One of the major themes that runs through M&D CoL49 and Vineland is
civil war. Does every war begin as a kind of civil war? Mustn't
every war start with the creation of enemies of the state, and isn't
the first obstacle to war disagreement about who or what is the
threat?? The trouble with civil wars is societies don't break down
along any clean lines. Inter-marriage, economic interdependence,
respect , affection, geography all tend to blur and transgress the
lines proposed for warfare. The cold war is cast as a clash of
empires but it comes home to roost as a civil war over militarism
and lifestyle choices, and loses popularity fast.. It is harder to
fight at home since every victory is a defeat, you kill college
rebels but they are also the children and relatives and hometown
friends of citizens. Even Reagan knows he can go only so far in this
direction. With all the contingency plans for concentration camps
and all the spying, the excuse that would enable a transition to a
full scale police state is always too risky, too contingent . But
Pynchon shows a country where the dream of some kind of final
solution to deal with the dissidents and troublemakers begins and
ends as a TV fantasy bristles and crackles through the cathode rays
of a nation drenched in cop show fantasies, job insecurity, and
escapes to the mall. And Vond sees his future in the implementation
of that solution.
So why is Vond reduced to a kind of madness and distraction by his
infatuation with Frenesi? Not Frenesi as an actual person, but
Frenesi as a sexual fantasy of the Chic blond blue eyed California
hippie unable to resist his magic Vond wand. He is seduced by a TV
action figure doll. Fascism loves the freedom it wants to destroy,
not as an actual liberty, experienced, and extended to another, but a
sexual fantasy of endless and unlimited potency. Fascism secretly
knows that to destroy his "enemy" is to destroy the one thing in all
the world he is helplessly in love with. Without an enemy Fascism
is nonexistent so it must possess and control rather than destroy..
Anyway I think that is the kind of personification P is working with.
Again and again the American right proclaims itself the defender of
personal liberty and the family, and again and again it tears
families apart in wars that were lost before they began.

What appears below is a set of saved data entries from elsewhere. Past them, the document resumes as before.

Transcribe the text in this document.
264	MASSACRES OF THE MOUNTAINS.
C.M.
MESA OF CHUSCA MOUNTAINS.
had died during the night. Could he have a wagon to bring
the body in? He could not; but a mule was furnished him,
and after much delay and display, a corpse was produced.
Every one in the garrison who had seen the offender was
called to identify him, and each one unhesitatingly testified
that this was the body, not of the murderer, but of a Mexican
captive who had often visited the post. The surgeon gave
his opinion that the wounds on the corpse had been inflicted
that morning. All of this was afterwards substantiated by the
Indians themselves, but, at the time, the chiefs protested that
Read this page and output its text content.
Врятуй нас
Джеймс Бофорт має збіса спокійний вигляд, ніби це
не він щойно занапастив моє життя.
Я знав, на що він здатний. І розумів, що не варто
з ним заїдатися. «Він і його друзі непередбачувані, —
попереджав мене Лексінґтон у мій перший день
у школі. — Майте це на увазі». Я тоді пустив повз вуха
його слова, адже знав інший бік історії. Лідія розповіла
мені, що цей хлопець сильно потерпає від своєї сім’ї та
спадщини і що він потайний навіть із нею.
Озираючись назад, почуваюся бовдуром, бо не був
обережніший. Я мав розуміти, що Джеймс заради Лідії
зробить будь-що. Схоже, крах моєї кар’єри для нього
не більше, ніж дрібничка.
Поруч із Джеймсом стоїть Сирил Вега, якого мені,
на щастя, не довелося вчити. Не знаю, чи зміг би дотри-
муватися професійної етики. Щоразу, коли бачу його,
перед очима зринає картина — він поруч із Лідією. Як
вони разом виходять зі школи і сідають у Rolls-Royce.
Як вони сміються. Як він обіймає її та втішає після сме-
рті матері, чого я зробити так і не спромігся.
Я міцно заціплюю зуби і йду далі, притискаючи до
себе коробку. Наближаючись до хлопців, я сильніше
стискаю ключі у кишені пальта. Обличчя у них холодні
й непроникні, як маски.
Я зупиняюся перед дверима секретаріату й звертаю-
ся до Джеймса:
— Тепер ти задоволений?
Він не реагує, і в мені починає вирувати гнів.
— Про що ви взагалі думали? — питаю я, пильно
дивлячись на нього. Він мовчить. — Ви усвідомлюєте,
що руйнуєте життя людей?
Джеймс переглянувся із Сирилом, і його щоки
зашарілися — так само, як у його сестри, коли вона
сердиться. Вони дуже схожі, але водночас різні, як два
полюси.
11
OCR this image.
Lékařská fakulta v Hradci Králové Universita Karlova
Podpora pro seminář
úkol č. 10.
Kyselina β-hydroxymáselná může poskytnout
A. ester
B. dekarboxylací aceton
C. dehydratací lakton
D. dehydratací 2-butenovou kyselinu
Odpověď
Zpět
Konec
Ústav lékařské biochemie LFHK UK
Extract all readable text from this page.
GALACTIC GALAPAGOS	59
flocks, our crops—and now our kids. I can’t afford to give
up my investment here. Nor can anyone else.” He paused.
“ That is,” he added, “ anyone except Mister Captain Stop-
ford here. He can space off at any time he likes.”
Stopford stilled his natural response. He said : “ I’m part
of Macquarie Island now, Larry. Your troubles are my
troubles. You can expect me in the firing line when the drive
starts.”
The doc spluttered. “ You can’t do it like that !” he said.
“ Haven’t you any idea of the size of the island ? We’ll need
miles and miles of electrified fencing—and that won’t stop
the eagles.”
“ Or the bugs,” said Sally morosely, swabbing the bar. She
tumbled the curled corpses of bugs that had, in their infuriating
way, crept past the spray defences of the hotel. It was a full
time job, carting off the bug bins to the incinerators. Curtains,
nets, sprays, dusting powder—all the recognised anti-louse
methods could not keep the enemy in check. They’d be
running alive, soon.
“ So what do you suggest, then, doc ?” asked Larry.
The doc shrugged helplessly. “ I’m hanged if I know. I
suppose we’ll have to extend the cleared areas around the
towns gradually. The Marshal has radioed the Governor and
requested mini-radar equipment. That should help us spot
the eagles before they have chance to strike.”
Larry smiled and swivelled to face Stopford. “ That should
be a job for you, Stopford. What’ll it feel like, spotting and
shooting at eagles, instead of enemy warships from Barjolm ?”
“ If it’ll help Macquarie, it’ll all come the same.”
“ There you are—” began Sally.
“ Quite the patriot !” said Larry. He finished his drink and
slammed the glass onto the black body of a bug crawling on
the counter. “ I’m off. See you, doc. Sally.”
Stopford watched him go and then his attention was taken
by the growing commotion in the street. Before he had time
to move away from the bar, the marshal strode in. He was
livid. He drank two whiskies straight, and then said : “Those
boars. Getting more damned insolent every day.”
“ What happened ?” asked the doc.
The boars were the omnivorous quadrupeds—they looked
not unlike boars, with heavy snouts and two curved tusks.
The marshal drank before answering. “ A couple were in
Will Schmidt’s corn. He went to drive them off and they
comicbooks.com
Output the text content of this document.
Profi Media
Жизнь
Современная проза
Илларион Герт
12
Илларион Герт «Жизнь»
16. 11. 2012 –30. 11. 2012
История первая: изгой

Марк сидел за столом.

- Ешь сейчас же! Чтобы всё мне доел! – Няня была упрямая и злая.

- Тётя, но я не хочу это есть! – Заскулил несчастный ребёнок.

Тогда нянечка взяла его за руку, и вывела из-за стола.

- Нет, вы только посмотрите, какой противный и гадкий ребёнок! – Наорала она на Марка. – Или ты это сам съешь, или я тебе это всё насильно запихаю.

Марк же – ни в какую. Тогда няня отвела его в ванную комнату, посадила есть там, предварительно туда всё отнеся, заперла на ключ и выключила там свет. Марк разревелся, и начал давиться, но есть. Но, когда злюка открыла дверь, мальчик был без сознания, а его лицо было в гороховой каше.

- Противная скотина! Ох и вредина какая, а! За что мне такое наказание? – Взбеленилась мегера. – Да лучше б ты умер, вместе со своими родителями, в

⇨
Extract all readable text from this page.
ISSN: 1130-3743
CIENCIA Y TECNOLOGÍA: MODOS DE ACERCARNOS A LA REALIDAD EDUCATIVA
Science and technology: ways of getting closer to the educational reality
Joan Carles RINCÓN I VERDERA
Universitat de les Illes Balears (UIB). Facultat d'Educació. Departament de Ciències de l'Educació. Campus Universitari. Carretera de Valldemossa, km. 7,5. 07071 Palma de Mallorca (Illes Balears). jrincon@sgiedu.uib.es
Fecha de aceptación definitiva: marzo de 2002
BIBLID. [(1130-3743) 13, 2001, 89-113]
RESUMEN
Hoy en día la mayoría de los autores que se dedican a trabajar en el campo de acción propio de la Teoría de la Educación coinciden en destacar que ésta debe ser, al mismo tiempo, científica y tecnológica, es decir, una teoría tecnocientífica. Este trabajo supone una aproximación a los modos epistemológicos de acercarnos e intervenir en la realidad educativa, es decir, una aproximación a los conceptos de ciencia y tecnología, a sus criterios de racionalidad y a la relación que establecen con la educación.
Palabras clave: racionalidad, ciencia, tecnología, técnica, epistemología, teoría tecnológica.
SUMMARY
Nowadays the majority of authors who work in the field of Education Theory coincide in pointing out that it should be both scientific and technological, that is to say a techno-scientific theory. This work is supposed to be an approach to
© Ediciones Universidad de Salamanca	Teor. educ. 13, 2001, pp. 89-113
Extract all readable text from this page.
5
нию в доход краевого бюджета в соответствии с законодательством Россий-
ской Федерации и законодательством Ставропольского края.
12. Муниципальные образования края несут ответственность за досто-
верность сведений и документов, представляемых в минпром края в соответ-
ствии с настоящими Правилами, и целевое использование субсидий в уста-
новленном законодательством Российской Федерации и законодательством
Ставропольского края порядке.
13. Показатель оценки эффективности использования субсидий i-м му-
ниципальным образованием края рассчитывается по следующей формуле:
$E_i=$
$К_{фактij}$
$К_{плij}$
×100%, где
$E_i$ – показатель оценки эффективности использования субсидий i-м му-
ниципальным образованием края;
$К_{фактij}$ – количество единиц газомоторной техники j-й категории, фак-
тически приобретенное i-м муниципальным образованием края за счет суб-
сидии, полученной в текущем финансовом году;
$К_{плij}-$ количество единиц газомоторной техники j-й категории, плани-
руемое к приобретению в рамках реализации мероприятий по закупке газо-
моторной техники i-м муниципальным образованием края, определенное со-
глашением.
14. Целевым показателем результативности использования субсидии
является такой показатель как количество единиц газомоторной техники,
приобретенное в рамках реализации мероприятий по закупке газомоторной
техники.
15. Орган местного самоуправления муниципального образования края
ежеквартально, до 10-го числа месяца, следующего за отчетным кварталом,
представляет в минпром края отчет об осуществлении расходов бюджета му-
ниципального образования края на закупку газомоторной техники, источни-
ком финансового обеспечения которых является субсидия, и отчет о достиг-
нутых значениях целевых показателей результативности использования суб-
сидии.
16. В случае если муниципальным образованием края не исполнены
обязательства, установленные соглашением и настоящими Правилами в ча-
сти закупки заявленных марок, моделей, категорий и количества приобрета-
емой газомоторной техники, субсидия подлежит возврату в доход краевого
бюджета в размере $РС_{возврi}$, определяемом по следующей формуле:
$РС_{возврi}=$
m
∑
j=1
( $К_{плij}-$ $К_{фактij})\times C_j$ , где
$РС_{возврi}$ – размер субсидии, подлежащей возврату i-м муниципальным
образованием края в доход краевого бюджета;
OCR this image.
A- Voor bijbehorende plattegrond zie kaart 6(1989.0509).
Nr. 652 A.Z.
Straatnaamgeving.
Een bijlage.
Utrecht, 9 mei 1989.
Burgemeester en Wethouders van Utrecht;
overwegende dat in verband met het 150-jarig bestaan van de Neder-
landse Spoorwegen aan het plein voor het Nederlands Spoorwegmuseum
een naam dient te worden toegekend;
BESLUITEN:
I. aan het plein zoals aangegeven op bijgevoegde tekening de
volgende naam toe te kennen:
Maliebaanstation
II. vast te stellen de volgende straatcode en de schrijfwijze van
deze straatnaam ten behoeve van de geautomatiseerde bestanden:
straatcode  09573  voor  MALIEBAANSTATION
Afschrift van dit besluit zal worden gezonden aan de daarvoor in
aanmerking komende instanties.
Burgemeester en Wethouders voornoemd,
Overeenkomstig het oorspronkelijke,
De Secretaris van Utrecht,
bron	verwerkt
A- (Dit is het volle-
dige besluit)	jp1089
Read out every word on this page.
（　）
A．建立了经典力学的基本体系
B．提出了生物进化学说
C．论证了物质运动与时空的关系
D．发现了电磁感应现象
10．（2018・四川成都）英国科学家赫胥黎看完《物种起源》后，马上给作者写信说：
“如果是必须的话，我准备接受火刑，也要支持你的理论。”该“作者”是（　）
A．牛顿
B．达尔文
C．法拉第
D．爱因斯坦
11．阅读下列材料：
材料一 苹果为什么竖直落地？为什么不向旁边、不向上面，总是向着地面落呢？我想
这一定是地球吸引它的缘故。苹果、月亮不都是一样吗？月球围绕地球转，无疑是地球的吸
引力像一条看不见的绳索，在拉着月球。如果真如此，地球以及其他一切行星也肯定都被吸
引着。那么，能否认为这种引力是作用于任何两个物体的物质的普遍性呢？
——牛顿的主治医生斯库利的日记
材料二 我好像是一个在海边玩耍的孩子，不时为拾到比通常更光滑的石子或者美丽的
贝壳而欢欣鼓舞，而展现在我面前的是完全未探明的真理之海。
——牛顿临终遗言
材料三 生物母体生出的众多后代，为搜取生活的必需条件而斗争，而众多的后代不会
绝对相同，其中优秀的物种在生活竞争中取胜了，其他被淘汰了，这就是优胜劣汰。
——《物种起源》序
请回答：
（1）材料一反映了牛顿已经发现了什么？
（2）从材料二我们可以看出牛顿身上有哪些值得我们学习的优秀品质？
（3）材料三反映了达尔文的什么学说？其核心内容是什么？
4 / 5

Vond
coordinates a statewide assault to tear apart the last of Zoyd's
family and take Prairie. The metaphoric implications of this are
huge. Its about the identity, history and self image of the coming
generation. It takes place under the guise of the war on drugs, but
how is it not also a war on free enterprise, free and non-coercive
market forces?
In ch 15 we are seeing the highly coordinated SS style assault all
reliant on a pyramidal authoritarian approval/support and it is being
contrasted with a family reunion which is a biological tree. The
family reunion is oddly encompassing and interacting with the
Thantoids and former agents of the state: Frenesi, Flash, Hector.
Human contact breaks down political and social stereotypes in what
seems a very credible way. This is not enough to break through
Zuniga's insanity. Rather, Zuniga's power is on the rise while
Vond's is lost, being insane no hindrance to working in the private
propaganda sector. A lot of laughs here, which are contrasted with
the dark little fables of Sister Rochelle and Vato.